Insolvenzantrag durch Gläubiger: Beweis des Bestands mehrerer den Eröffnungsgrund bildenden Forderungen
BGH v. 14.1.2021 - IX ZB 12/20
Der Sachverhalt:
Die Antragstellerin, eine chinesische Vermögensverwaltungsgesellschaft mit Sitz in Shanghai, hat die Eröffnung des Insolvenzverfahrens über das Vermögen der Schuldnerin beantragt. Gesellschaftszweck der Schuldnerin war die Errichtung, der Vertrieb und der Handel mit Photovoltaik-Anlagen und/oder Teilen davon. Grundlage des Antrags sind rückständige Kaufpreisforderungen, welche die Antragstellerin aus abgetretenem Recht geltend macht.

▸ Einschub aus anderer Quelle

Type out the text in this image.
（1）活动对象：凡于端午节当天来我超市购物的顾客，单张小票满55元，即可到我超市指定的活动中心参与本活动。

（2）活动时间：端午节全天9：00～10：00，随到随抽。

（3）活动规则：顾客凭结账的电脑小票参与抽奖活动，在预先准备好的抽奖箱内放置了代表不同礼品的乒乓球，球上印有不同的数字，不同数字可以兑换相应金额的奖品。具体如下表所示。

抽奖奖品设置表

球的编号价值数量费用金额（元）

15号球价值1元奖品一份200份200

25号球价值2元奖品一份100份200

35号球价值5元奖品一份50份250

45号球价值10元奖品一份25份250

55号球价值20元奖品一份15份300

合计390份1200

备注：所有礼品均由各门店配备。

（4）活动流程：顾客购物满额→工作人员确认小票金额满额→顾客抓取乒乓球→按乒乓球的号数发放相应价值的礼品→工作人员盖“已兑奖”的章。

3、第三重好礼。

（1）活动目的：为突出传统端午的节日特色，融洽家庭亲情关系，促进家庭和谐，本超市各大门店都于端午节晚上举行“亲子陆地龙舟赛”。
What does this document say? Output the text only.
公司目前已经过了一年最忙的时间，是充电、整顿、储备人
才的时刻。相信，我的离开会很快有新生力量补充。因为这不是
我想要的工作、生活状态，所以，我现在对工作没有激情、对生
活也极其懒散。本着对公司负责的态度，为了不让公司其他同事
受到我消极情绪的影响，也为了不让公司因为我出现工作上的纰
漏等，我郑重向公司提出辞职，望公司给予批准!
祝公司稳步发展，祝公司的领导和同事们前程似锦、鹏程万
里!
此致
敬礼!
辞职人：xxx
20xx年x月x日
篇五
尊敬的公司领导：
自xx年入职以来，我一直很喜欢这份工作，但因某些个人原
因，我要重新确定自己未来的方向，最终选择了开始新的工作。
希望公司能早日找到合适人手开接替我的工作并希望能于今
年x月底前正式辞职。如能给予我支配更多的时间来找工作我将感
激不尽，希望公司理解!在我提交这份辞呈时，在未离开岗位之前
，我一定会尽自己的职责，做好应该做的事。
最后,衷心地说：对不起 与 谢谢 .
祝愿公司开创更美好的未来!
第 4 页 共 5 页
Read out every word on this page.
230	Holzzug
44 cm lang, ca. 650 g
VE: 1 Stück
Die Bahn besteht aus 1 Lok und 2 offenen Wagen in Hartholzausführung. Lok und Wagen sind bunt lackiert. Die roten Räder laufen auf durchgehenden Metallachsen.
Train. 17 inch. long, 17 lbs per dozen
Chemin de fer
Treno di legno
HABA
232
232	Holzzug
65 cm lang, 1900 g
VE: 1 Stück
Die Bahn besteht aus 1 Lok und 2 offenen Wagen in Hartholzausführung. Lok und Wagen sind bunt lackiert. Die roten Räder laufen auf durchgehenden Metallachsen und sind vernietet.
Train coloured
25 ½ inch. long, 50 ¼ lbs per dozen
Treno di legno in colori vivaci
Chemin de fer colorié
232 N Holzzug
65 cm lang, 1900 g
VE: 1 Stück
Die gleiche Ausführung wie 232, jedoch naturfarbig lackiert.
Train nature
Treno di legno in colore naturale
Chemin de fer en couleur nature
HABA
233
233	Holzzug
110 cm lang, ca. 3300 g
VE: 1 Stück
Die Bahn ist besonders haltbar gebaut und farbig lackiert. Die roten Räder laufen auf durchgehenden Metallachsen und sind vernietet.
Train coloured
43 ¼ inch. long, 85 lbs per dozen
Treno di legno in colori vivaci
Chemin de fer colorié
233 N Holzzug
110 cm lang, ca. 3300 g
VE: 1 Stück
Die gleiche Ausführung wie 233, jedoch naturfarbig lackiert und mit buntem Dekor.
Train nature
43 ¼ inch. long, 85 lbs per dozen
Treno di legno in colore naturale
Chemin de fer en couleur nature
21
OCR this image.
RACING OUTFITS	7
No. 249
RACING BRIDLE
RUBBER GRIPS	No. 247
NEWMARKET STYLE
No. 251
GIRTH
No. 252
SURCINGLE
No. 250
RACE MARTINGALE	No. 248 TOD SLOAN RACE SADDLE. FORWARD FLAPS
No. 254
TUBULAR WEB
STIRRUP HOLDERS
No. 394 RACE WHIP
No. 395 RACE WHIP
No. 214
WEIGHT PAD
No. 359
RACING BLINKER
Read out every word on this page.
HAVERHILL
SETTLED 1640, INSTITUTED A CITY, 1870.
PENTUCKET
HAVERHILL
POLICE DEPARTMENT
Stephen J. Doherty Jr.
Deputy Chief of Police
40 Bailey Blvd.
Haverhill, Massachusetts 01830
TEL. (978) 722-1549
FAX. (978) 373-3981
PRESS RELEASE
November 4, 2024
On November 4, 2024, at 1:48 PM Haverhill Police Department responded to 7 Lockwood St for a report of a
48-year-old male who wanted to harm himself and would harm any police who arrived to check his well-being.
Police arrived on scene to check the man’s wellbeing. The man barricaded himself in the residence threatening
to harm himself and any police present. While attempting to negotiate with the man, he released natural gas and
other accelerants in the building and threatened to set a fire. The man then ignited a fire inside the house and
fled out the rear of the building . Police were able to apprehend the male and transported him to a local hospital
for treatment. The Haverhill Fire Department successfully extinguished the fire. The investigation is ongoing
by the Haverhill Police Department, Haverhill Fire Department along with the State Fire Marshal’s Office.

AG (Insolvenzgericht) und LG verwarfen den Insolvenzantrag als unzulässig. Die Rechtsbeschwerde der Antragstellerin hatte vor dem BGH keinen Erfolg.
Die Gründe:
Nach § 14 Abs. 1 Satz 1 InsO muss der Gläubiger ein rechtliches Interesse an der Eröffnung des Insolvenzverfahrens haben und seine Forderung sowie den Eröffnungsgrund glaubhaft machen. Die Eröffnung des Insolvenzverfahrens setzt allerdings voraus, dass das Insolvenzgericht vom Vorliegen eines Eröffnungsgrunds überzeugt ist. Ist der Eröffnungsgrund (Zahlungsunfähigkeit oder Überschuldung) unabhängig davon gegeben, ob die Forderung des antragstellenden Gläubigers gegen den Schuldner besteht, setzt die Eröffnung des Insolvenzverfahrens nicht voraus, dass der Richter vom Bestehen dieser Forderung überzeugt ist. In diesem Fall genügt zur Eröffnung des Insolvenzverfahrens - neben der anderweitig gewonnenen Überzeugung des Richters vom Vorliegen des Insolvenzgrunds - die Glaubhaftmachung der Forderung durch den antragstellenden Gläubiger.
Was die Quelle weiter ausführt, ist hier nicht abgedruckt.